Donde la versión de David Lynch atropelló la densa construcción de mundo de Herbert y casi no convenció a nadie, Villeneuve convierte la deliberación en un principio de diseño. La película se toma su tiempo con el ritual y el silencio. La música de Hans Zimmer trata el material como una ceremonia. Timothée Chalamet sostiene las dudas de Paul sin forzar el patetismo. Rebecca Ferguson, que recorre el registro emocional más complejo de Lady Jessica, encuentra autoridad antes que compasión. Oscar Isaac hace que el duque Leto parezca un hombre que sabe que camina hacia el fuego.

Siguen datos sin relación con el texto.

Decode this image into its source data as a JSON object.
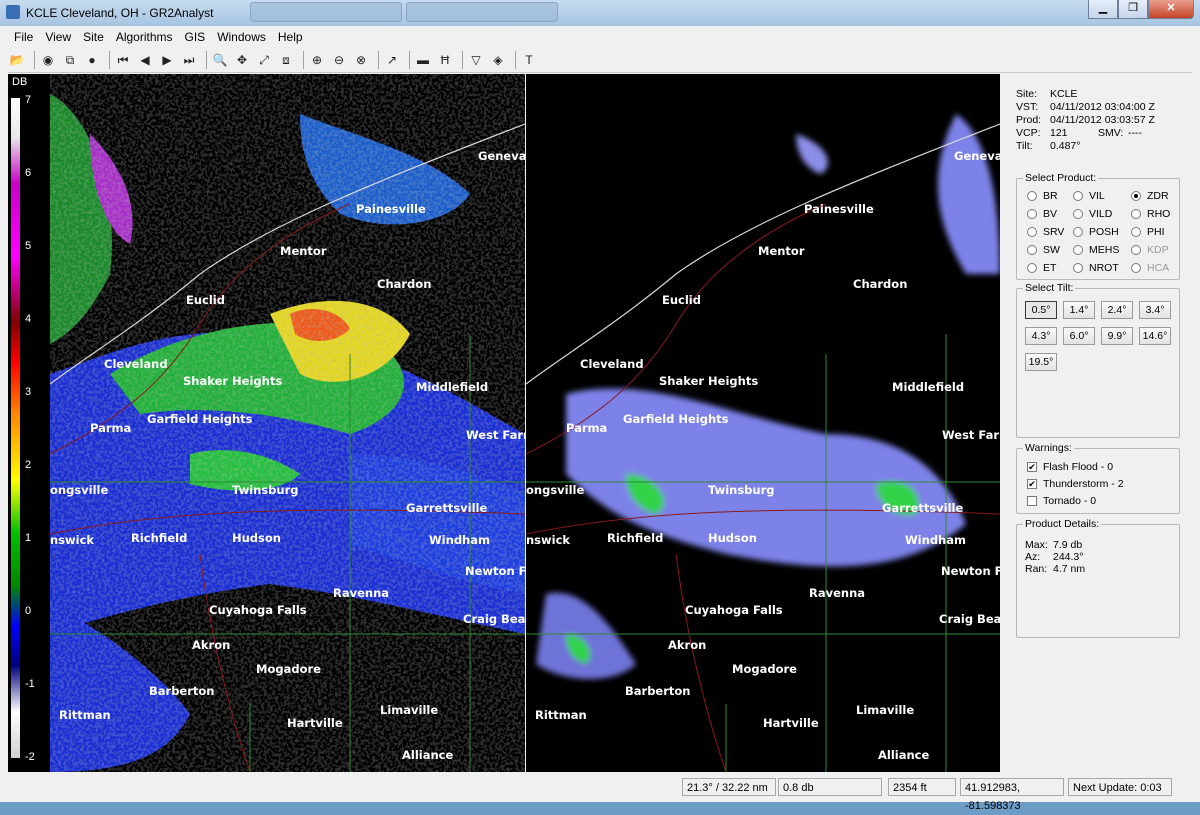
{
  "window": {
    "title": "KCLE Cleveland, OH - GR2Analyst",
    "minimize": "▁",
    "maximize": "❐",
    "close": "✕"
  },
  "menu": [
    "File",
    "View",
    "Site",
    "Algorithms",
    "GIS",
    "Windows",
    "Help"
  ],
  "toolbar_icons": [
    "open-icon",
    "save-icon",
    "copy-icon",
    "record-icon",
    "first-frame-icon",
    "prev-frame-icon",
    "play-icon",
    "last-frame-icon",
    "zoom-icon",
    "pan-icon",
    "distance-icon",
    "window-icon",
    "zoom-in-icon",
    "zoom-out-icon",
    "zoom-reset-icon",
    "probe-icon",
    "color-table-icon",
    "split-icon",
    "filter-icon",
    "diamond-icon",
    "text-icon"
  ],
  "colorbar": {
    "unit": "DB",
    "ticks": [
      "7",
      "6",
      "5",
      "4",
      "3",
      "2",
      "1",
      "0",
      "-1",
      "-2"
    ]
  },
  "map_labels": [
    "Geneva",
    "Painesville",
    "Mentor",
    "Euclid",
    "Chardon",
    "Cleveland",
    "Shaker Heights",
    "Middlefield",
    "Parma",
    "Garfield Heights",
    "West Farm",
    "ongsville",
    "Twinsburg",
    "Garrettsville",
    "nswick",
    "Richfield",
    "Hudson",
    "Windham",
    "Newton F",
    "Ravenna",
    "Cuyahoga Falls",
    "Craig Beac",
    "Akron",
    "Mogadore",
    "Barberton",
    "Rittman",
    "Hartville",
    "Limaville",
    "Alliance"
  ],
  "site_info": {
    "site_label": "Site:",
    "site": "KCLE",
    "vst_label": "VST:",
    "vst": "04/11/2012  03:04:00 Z",
    "prod_label": "Prod:",
    "prod": "04/11/2012  03:03:57 Z",
    "vcp_label": "VCP:",
    "vcp": "121",
    "smv_label": "SMV:",
    "smv": "----",
    "tilt_label": "Tilt:",
    "tilt": "0.487°"
  },
  "select_product": {
    "title": "Select Product:",
    "products": [
      {
        "label": "BR",
        "checked": false,
        "disabled": false
      },
      {
        "label": "VIL",
        "checked": false,
        "disabled": false
      },
      {
        "label": "ZDR",
        "checked": true,
        "disabled": false
      },
      {
        "label": "BV",
        "checked": false,
        "disabled": false
      },
      {
        "label": "VILD",
        "checked": false,
        "disabled": false
      },
      {
        "label": "RHO",
        "checked": false,
        "disabled": false
      },
      {
        "label": "SRV",
        "checked": false,
        "disabled": false
      },
      {
        "label": "POSH",
        "checked": false,
        "disabled": false
      },
      {
        "label": "PHI",
        "checked": false,
        "disabled": false
      },
      {
        "label": "SW",
        "checked": false,
        "disabled": false
      },
      {
        "label": "MEHS",
        "checked": false,
        "disabled": false
      },
      {
        "label": "KDP",
        "checked": false,
        "disabled": true
      },
      {
        "label": "ET",
        "checked": false,
        "disabled": false
      },
      {
        "label": "NROT",
        "checked": false,
        "disabled": false
      },
      {
        "label": "HCA",
        "checked": false,
        "disabled": true
      }
    ]
  },
  "select_tilt": {
    "title": "Select Tilt:",
    "tilts": [
      "0.5°",
      "1.4°",
      "2.4°",
      "3.4°",
      "4.3°",
      "6.0°",
      "9.9°",
      "14.6°",
      "19.5°"
    ],
    "selected": "0.5°"
  },
  "warnings": {
    "title": "Warnings:",
    "items": [
      {
        "label": "Flash Flood - 0",
        "checked": true
      },
      {
        "label": "Thunderstorm - 2",
        "checked": true
      },
      {
        "label": "Tornado - 0",
        "checked": false
      }
    ]
  },
  "product_details": {
    "title": "Product Details:",
    "max_label": "Max:",
    "max": "7.9 db",
    "az_label": "Az:",
    "az": "244.3°",
    "ran_label": "Ran:",
    "ran": "4.7 nm"
  },
  "status": {
    "polar": "21.3° / 32.22 nm",
    "value": "0.8 db",
    "height": "2354 ft",
    "coords": "41.912983, -81.598373",
    "next_update": "Next Update: 0:03"
  }
}
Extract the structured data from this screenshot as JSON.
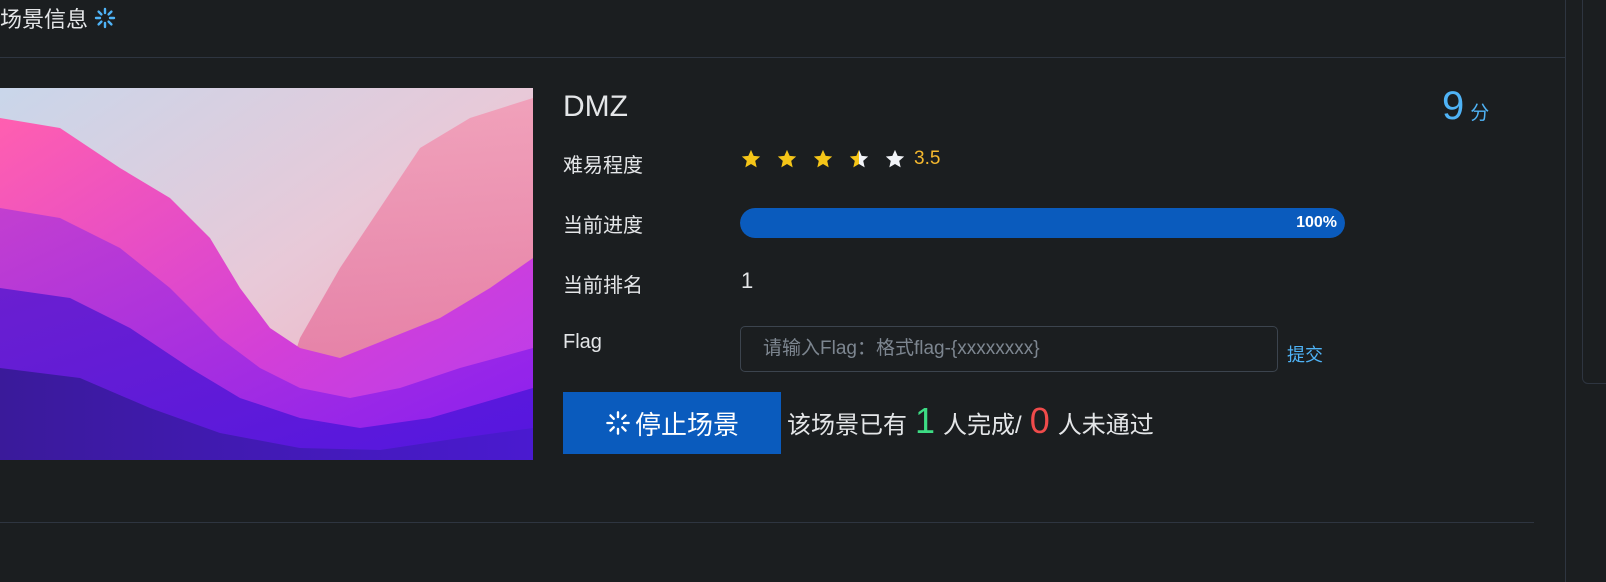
{
  "header": {
    "title": "场景信息",
    "title_icon": "spinner-icon"
  },
  "scene": {
    "name": "DMZ",
    "score_value": "9",
    "score_unit": "分",
    "difficulty_label": "难易程度",
    "difficulty_value": "3.5",
    "difficulty_stars_total": 5,
    "progress_label": "当前进度",
    "progress_value": 1.0,
    "progress_text": "100%",
    "rank_label": "当前排名",
    "rank_value": "1",
    "flag_label": "Flag",
    "flag_placeholder": "请输入Flag：格式flag-{xxxxxxxx}",
    "submit_label": "提交"
  },
  "actions": {
    "stop_label": "停止场景",
    "stop_icon": "spinner-icon"
  },
  "stats": {
    "prefix": "该场景已有",
    "completed_count": "1",
    "completed_suffix": "人完成/",
    "failed_count": "0",
    "failed_suffix": "人未通过"
  },
  "colors": {
    "background": "#1b1e20",
    "accent_blue": "#0a5bbd",
    "score_blue": "#4fb3f6",
    "star_gold": "#f5b82e",
    "success_green": "#3ddc84",
    "fail_red": "#f04b4b"
  }
}
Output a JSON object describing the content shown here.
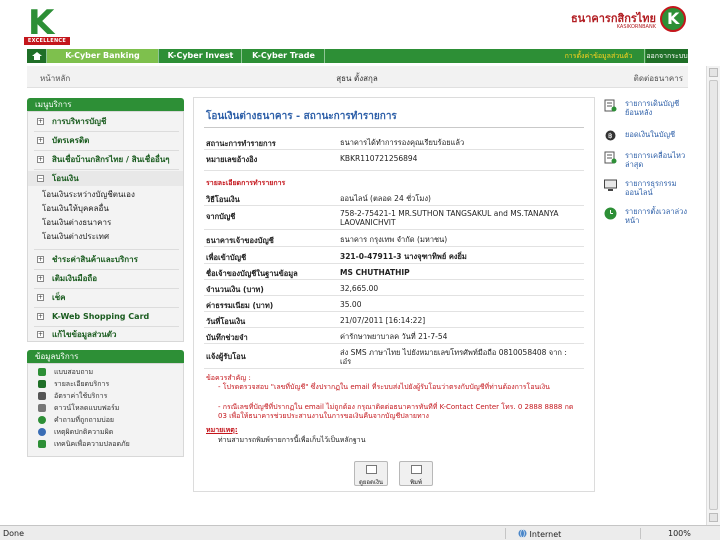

Lo que Duna no puede resolver es el problema con el que nació: es media historia. La película termina antes de que llegue cualquier ajuste de cuentas genuino, antes de que Paul haya hecho algo que justifique el peso mítico que el relato insiste en cargarle. Zendaya aparece quizá quince minutos, a pesar de que la promoción la posicionó como coprotagonista. La promesa de la segunda parte está incrustada estructuralmente en cada escena; ese es el reconocimiento de Villeneuve de que el material de Herbert no se puede comprimir sin distorsión. Pero también significa que la película pide una paciencia que algunos espectadores no verán recompensada dentro de su propia duración.

Las secuencias de los gusanos de arena están entre los usos de criaturas más inquietantes de la ciencia ficción reciente, no porque sean rápidas o ruidosas, sino porque la película los trata como hechos geológicos y no como monstruos. El diseño de sonido hace que Arrakis se sienta habitado por algo que precede a la civilización. Esa cualidad de pavor lento y ganado recorre toda la producción.

La segunda parte llegó después y completó la historia. Duna (2021) se sostiene en sus propios términos como una obra de ambición precisa y deliberada, esa clase de adaptación que reconoce lo que no puede contener del todo.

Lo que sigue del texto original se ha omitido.